His article appears in the journal Nature and provides a unique perspective on former Harvard president Lawrence Summer's assertion that innate differences between the sexes might explain why many fewer women than men reach the highest echelons of science.
http://www.washingtonpost.com/wp-dyn/content/article/2006/07/12/AR2006071201883.html
Here are a few of my favorite anecdotes from the article:
After he underwent a sex change nine years ago at the age of 42, Barres recalled, another scientist who was unaware of it was heard to say, "Ben Barres gave a great seminar today, but then his work is much better than his sister's."
And as a female undergraduate at MIT, Barres once solved a difficult math problem that stumped many male classmates, only to be told by a professor: "Your boyfriend must have solved it for you."

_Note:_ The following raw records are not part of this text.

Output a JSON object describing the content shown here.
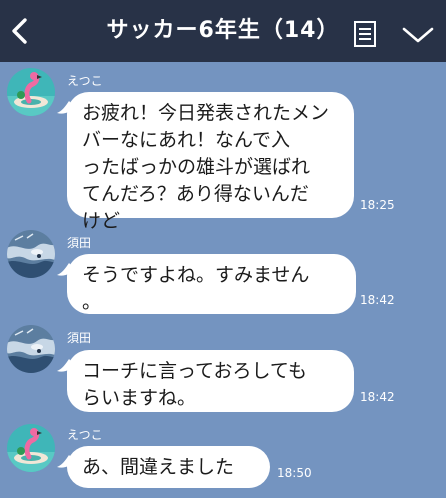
{
  "header": {
    "back_icon": "chevron-left-icon",
    "title": "サッカー6年生（14）",
    "menu_icon": "notes-menu-icon",
    "expand_icon": "chevron-down-icon",
    "background": "#283247"
  },
  "chat": {
    "background": "#7494c0",
    "bubble_color": "#ffffff",
    "messages": [
      {
        "sender": "えつこ",
        "avatar": "flamingo-float-avatar",
        "text": "お疲れ！今日発表されたメン\nバーなにあれ！なんで入\nったばっかの雄斗が選ばれ\nてんだろ？あり得ないんだ\nけど",
        "time": "18:25"
      },
      {
        "sender": "須田",
        "avatar": "splash-photo-avatar",
        "text": "そうですよね。すみません\n。",
        "time": "18:42"
      },
      {
        "sender": "須田",
        "avatar": "splash-photo-avatar",
        "text": "コーチに言っておろしても\nらいますね。",
        "time": "18:42"
      },
      {
        "sender": "えつこ",
        "avatar": "flamingo-float-avatar",
        "text": "あ、間違えました",
        "time": "18:50"
      }
    ]
  }
}
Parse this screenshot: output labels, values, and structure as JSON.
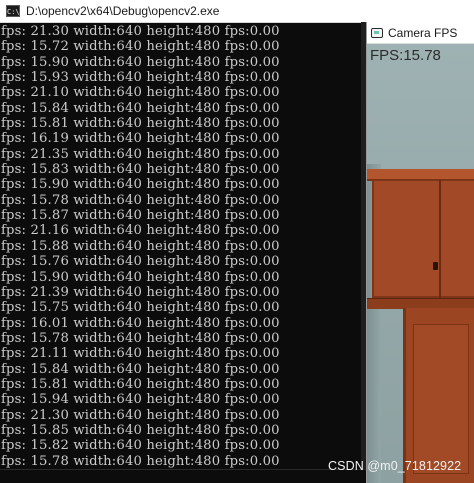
{
  "console_window": {
    "title": "D:\\opencv2\\x64\\Debug\\opencv2.exe",
    "lines": [
      "fps: 21.30 width:640 height:480 fps:0.00",
      "fps: 15.72 width:640 height:480 fps:0.00",
      "fps: 15.90 width:640 height:480 fps:0.00",
      "fps: 15.93 width:640 height:480 fps:0.00",
      "fps: 21.10 width:640 height:480 fps:0.00",
      "fps: 15.84 width:640 height:480 fps:0.00",
      "fps: 15.81 width:640 height:480 fps:0.00",
      "fps: 16.19 width:640 height:480 fps:0.00",
      "fps: 21.35 width:640 height:480 fps:0.00",
      "fps: 15.83 width:640 height:480 fps:0.00",
      "fps: 15.90 width:640 height:480 fps:0.00",
      "fps: 15.78 width:640 height:480 fps:0.00",
      "fps: 15.87 width:640 height:480 fps:0.00",
      "fps: 21.16 width:640 height:480 fps:0.00",
      "fps: 15.88 width:640 height:480 fps:0.00",
      "fps: 15.76 width:640 height:480 fps:0.00",
      "fps: 15.90 width:640 height:480 fps:0.00",
      "fps: 21.39 width:640 height:480 fps:0.00",
      "fps: 15.75 width:640 height:480 fps:0.00",
      "fps: 16.01 width:640 height:480 fps:0.00",
      "fps: 15.78 width:640 height:480 fps:0.00",
      "fps: 21.11 width:640 height:480 fps:0.00",
      "fps: 15.84 width:640 height:480 fps:0.00",
      "fps: 15.81 width:640 height:480 fps:0.00",
      "fps: 15.94 width:640 height:480 fps:0.00",
      "fps: 21.30 width:640 height:480 fps:0.00",
      "fps: 15.85 width:640 height:480 fps:0.00",
      "fps: 15.82 width:640 height:480 fps:0.00",
      "fps: 15.78 width:640 height:480 fps:0.00"
    ]
  },
  "camera_window": {
    "title": "Camera FPS",
    "fps_overlay": "FPS:15.78"
  },
  "watermark": "CSDN @m0_71812922",
  "colors": {
    "console_background": "#0c0c0c",
    "console_text": "#cccccc",
    "cabinet_wood": "#a24a27",
    "wall": "#9fb2b3"
  },
  "icons": {
    "console_app": "console-app-icon",
    "camera_app": "camera-app-icon"
  }
}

"By far," Barres wrote, "the main difference I have noticed is that people who don't know I am transgendered treat me with much more respect" than when he was a woman. "I can even complete a whole sentence without being interrupted by a man."
Barres said the switch had given him access to conversations that would have excluded him previously: "I had a conversation with a male surgeon and he told me he had never met a woman surgeon who was as good as a man."
Barres's salvo, bolstered with scientific studies, marks a dramatic twist in a controversy that began with Summers's suggestion last year that "intrinsic aptitude" may explain why there are relatively few tenured female scientists at Harvard. After a lengthy feud with the Faculty of Arts and Sciences, Summers resigned earlier this year.